Beaucoup de prévention
Quand elle n’est pas dans le foodtruck d’Interfel à distribuer des fruits gratuits, Hélène travaille à la maison de santé de Sangatte, dans le Pas-de-Calais. Pour éviter que ses patients soient trop stimulés par les publicités, elle préconise de regarder moins la télévision et leur apprend à décrypter les étiquetages alimentaires. Selon elle, « il est nécessaire de faire beaucoup de prévention, dès le plus jeune âge » pour apprendre à bien manger et éviter de devenir obèse. La diététicienne est motivée pour intervenir dans les écoles, mais cela reste difficile à organiser. « C’est très encadré et les demandes mettent entre 6 mois et un an pour être acceptées. »
De plus, les personnes obèses sont généralement très isolées du fait de leur statut social, mais aussi de la stigmatisation dont ils font l’objet. Le programme GPS obésité leur permet de reprendre confiance en eux et de créer du lien grâce à des séances en groupes fermés. Car Hélène Guislain et Rest’o ont un point commun. Ils participent à l’expérimentation GPS Obésité, un programme pluridisciplinaire crash-test de 8 séances. Tout est pris en charge par la sécurité sociale, ce qui soulage les patients pour qui un parcours de soin peut s’avérer rapidement onéreux. En janvier, le programme sera validé ou non pour être intégré dans le régime général. Monique a bon espoir.
Blanche Bobrosky
ÉDITO: Soigner les effets sans traiter les causes : l’impasse des solutions médicamenteuses
Face au surpoids et à l’obésité, la médecine promet des remèdes miracles. Mais peut-on vraiment guérir un problème de société à coups d’injections ?
Surfant sur l’augmentation des cas de surpoids, d’obésité et de mal-être liés à la malbouffe, l’industrie pharmaceutique propose désormais des médicaments pour perdre du poids et mincir rapidement. Le Wegovy, apparu sur le marché français en 2024, en est l’exemple le plus récent. Cette injection, censée réduire l’appétit et l’envie de gras, s’inscrit dans une longue lignée de traitements présentés comme des solutions miracles.

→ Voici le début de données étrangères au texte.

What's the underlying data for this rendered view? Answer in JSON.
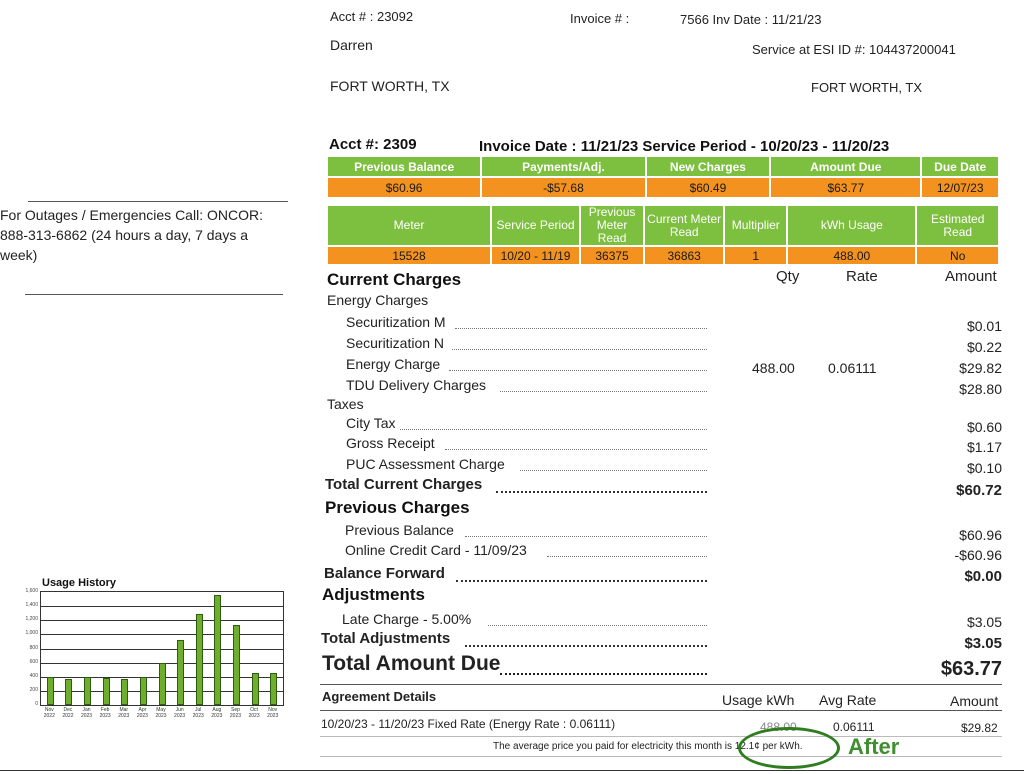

Pourtant, ces remèdes vantés comme révolutionnaires s’avèrent souvent inefficaces, voire dangereux. L’histoire du Mediator, tristement célèbre, en est la preuve. Entre 1976 et 2009, les laboratoires Servier ont commercialisé ce médicament présenté comme un coupe-faim. Résultat : entre 1 500 et 2 000 décès en France. Un scandale sanitaire qui a révélé les dérives d’une industrie où la rentabilité prime trop souvent sur la santé publique. Mais même si ces médicaments fonctionnaient parfaitement, seraient-ils vraiment une solution ? Soigner un symptôme sans s’attaquer à la cause profonde – en l’occurrence, notre alimentation industrielle, notre rapport au corps et nos modes de vie – revient à poser un pansement sur une plaie ouverte. Plutôt que de chercher la pilule miracle, ne serait-il pas plus judicieux de lutter à la racine, en repensant notre manière de consommer, de cuisiner et de nous nourrir ? Ce changement ne pourrait cependant être laissé à la seule volonté des consommateurs. Tant que les produits ultra-transformés resteront les plus visibles, les moins chers et les plus encouragés, aucun médicament ne pourra réparer les dégâts d’un système à repenser entièrement.